Both sides are also managing domestic pressures. The White House is navigating AI oversight questions domestically, with an executive order in development that would impose FDA-style vetting for new AI models. China has its own regulatory framework for generative AI and large-scale models. There's at least a structural symmetry in both governments grappling with how to govern powerful AI.

What Experts Are Saying

Analysts have been cautious about expecting too much. Multiple observers noted ahead of the summit that "major breakthroughs are unlikely." The level of mutual suspicion is high, and any agreement would need to be verifiable to be meaningful — which is technically and politically hard.

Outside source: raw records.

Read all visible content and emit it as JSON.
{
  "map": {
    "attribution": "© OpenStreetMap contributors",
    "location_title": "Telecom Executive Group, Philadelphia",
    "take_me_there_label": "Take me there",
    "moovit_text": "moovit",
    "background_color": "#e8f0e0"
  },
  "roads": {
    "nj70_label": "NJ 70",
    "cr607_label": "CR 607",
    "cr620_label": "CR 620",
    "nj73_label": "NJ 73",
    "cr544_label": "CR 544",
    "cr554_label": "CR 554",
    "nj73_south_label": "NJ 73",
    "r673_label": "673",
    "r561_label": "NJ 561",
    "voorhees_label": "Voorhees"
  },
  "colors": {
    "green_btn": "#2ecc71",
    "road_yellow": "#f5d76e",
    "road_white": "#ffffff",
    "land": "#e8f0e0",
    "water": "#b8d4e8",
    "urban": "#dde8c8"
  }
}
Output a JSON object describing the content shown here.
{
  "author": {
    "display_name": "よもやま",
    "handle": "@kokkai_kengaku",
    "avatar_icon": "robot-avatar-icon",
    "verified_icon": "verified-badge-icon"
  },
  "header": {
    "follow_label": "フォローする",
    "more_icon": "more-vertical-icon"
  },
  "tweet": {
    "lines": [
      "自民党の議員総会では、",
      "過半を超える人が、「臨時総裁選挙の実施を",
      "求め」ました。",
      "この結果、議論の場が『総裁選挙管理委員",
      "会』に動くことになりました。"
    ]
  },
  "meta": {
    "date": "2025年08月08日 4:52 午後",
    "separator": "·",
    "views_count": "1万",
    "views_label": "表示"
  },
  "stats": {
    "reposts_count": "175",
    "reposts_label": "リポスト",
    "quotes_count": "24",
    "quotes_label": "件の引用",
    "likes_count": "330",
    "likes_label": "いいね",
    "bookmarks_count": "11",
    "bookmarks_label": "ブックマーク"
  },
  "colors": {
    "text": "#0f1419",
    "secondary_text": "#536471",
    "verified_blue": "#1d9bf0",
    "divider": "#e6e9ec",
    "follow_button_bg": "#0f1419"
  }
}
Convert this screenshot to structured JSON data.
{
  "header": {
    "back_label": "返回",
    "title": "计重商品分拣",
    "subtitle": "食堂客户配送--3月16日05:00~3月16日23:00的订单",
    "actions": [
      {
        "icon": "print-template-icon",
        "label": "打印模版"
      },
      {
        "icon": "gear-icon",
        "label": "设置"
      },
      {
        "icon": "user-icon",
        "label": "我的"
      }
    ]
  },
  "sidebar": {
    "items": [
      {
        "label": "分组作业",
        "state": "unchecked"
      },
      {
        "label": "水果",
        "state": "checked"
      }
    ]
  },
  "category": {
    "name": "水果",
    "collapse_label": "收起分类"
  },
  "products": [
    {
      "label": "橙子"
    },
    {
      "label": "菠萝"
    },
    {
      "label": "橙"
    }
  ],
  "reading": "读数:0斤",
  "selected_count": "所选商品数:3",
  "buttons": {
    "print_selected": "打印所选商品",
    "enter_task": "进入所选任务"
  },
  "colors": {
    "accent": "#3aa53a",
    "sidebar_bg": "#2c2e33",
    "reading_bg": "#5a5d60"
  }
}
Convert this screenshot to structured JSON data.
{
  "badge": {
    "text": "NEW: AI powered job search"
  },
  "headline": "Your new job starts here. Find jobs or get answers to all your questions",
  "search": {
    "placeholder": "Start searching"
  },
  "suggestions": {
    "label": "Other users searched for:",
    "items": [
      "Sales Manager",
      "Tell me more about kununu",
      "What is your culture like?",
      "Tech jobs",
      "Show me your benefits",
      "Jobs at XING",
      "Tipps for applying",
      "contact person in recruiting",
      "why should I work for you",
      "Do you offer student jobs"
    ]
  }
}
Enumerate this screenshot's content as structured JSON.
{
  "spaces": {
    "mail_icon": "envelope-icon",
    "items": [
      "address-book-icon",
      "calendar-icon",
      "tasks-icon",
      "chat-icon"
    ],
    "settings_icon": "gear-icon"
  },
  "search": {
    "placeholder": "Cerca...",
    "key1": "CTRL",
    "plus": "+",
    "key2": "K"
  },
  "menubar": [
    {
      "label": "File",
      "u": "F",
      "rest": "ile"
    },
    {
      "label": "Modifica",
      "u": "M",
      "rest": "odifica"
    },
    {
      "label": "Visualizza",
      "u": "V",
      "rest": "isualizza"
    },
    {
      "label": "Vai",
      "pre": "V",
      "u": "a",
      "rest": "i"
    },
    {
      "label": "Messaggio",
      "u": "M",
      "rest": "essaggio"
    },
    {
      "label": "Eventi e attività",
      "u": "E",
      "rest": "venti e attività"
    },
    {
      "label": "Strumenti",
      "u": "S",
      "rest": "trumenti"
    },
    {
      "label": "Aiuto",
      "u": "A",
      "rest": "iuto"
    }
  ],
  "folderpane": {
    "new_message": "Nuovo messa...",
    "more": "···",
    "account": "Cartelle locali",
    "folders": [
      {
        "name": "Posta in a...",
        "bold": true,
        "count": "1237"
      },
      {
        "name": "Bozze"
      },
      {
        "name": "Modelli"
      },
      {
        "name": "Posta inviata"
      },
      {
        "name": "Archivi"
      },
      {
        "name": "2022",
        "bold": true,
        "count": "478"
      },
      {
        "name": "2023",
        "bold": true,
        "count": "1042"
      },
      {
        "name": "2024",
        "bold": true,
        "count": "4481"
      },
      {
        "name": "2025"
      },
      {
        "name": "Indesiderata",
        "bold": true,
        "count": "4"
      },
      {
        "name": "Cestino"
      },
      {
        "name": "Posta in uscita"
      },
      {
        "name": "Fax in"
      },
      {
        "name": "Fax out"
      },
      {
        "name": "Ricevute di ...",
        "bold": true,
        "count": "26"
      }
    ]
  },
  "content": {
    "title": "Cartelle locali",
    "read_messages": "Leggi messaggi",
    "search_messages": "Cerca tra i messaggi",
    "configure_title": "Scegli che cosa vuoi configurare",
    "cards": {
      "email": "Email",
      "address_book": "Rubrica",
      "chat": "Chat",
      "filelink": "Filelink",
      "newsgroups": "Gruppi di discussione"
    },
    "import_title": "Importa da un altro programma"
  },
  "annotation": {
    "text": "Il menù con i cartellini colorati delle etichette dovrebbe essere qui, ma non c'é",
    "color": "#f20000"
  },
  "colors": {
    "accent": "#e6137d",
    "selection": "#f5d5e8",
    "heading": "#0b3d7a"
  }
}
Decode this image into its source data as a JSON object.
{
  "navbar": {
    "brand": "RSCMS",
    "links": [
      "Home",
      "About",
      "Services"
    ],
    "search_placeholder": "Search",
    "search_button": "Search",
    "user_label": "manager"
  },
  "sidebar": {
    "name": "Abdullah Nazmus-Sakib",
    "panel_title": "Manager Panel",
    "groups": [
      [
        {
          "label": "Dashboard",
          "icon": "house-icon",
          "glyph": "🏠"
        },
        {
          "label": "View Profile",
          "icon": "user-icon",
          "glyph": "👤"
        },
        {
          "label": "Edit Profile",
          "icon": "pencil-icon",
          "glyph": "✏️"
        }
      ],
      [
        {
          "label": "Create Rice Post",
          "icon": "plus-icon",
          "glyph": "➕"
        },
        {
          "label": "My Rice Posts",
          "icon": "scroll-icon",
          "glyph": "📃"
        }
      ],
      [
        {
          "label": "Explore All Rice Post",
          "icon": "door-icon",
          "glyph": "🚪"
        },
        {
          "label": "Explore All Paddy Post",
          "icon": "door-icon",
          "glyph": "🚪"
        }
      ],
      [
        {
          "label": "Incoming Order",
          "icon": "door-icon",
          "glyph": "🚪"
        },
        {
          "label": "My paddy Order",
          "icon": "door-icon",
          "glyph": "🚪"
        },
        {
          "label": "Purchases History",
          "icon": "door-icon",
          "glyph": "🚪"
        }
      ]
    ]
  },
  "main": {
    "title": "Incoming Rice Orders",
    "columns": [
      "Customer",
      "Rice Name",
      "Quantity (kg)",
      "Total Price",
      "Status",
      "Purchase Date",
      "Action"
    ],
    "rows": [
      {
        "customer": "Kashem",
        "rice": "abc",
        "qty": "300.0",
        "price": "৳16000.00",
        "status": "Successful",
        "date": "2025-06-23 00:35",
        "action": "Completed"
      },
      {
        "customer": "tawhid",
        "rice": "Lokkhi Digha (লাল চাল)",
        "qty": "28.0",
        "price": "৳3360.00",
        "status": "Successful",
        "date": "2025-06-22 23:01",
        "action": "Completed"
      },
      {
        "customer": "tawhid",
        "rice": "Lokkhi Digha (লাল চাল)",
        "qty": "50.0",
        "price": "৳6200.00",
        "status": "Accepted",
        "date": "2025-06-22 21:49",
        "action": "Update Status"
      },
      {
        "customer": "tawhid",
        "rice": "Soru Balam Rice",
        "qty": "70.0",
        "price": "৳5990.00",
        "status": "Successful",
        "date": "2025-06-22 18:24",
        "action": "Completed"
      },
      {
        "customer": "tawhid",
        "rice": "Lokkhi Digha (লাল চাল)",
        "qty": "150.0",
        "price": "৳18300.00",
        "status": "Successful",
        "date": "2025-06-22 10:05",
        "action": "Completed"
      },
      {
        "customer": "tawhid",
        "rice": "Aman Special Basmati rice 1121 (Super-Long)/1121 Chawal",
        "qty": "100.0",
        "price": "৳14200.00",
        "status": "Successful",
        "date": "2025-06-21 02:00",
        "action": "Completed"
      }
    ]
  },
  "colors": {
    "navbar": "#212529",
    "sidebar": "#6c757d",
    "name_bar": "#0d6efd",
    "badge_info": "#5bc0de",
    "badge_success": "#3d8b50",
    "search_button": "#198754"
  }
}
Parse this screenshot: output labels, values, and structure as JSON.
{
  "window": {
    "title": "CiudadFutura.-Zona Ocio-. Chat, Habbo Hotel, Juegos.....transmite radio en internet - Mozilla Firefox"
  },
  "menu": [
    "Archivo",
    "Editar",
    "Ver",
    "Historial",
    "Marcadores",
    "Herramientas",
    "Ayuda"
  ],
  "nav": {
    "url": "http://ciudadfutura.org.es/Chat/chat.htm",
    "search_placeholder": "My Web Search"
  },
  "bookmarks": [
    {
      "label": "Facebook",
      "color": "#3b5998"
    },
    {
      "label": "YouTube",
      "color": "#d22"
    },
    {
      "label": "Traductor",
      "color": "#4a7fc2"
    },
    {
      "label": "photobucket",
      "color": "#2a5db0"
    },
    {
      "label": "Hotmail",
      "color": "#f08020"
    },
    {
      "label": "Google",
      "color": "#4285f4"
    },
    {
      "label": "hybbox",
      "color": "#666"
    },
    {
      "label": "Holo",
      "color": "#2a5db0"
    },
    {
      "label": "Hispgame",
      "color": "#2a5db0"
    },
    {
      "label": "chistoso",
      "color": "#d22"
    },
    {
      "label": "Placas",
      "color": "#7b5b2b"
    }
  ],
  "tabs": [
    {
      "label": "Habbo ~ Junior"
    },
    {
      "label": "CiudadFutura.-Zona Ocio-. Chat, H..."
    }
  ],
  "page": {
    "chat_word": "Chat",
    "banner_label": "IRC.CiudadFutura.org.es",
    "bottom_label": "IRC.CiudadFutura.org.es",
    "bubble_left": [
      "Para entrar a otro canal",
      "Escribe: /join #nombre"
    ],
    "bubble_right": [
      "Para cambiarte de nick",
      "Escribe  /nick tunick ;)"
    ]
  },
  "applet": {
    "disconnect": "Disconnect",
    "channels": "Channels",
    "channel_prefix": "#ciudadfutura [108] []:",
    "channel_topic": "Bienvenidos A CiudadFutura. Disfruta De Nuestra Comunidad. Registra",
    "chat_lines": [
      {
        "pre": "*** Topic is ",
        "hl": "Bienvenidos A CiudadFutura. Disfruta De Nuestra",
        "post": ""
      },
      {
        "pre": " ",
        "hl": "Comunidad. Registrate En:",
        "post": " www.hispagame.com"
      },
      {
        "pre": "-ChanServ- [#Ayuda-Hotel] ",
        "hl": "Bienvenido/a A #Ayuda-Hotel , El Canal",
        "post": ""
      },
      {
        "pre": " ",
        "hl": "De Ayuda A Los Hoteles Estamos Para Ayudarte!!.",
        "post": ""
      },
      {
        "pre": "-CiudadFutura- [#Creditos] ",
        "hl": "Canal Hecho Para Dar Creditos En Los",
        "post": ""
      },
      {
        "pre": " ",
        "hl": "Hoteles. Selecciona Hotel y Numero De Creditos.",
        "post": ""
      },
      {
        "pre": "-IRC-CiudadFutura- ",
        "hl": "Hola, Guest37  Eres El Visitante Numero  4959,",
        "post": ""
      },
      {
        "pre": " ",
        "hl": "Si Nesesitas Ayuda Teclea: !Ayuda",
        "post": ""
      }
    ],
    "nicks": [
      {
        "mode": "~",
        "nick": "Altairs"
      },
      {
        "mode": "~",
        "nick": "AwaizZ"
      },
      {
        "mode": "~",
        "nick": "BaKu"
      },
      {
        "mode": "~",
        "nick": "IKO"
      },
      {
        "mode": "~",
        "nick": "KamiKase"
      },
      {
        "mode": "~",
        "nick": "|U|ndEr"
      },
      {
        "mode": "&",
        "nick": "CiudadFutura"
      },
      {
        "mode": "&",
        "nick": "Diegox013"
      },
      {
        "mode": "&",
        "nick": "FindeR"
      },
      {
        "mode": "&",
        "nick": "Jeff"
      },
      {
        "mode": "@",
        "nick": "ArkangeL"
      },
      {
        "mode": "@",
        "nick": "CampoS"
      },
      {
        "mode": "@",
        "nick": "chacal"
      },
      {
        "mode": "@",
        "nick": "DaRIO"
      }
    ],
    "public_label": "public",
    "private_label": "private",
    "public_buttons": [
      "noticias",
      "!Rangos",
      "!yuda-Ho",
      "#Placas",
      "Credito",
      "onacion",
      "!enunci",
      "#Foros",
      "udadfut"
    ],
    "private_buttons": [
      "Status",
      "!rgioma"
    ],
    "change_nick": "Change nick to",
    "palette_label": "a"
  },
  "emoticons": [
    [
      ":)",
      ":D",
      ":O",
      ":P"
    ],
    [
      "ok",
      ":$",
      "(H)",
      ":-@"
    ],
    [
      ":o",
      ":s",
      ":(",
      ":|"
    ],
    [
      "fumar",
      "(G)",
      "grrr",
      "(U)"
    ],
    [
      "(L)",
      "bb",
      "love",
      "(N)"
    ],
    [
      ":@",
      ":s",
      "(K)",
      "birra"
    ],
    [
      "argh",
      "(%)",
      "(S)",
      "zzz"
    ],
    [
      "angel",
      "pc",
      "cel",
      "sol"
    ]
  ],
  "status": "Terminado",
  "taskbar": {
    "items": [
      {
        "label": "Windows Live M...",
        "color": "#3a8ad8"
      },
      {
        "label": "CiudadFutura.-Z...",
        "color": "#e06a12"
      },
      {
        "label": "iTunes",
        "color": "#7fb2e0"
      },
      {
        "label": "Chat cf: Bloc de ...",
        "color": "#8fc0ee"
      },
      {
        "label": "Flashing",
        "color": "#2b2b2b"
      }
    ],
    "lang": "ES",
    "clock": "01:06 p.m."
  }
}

The more optimistic framing is that even opening a channel is valuable. The US-Soviet hotline established after the Cuban Missile Crisis wasn't a peace treaty; it was a mechanism to reduce the risk of accidental escalation. An AI equivalent doesn't need to be comprehensive to be useful.

The more pessimistic view is that dialogue about AI risks, without any enforcement mechanism, is largely symbolic — and that both sides might pursue it precisely because it's low-cost signaling rather than meaningful commitment.

What's Actually on the Table

The Trump administration has made AI leadership a core part of its messaging. President Trump has repeatedly emphasized the US position at the frontier of AI development as a strategic asset. Entering an official AI dialogue with China doesn't require abandoning that stance — it can be framed as managing from a position of strength.

For China, the calculation is different. Beijing has been working to build credibility as a responsible AI actor internationally, releasing its own AI governance principles and engaging in UN-level discussions. Official bilateral talks with the US would bolster that posture.

The most realistic outcome from the May 14-15 summit isn't a framework or agreement — it's a commitment to continue talking. A working group, a shared definition of scope, a schedule for follow-on meetings. That would be the foundation for something more substantial over time.

Watch for whether AI appears explicitly in any joint statement from the summit, or whether it's acknowledged in readouts from both sides. Even a sentence signals that the channel has opened. In the context of US-China relations on AI, that's not nothing.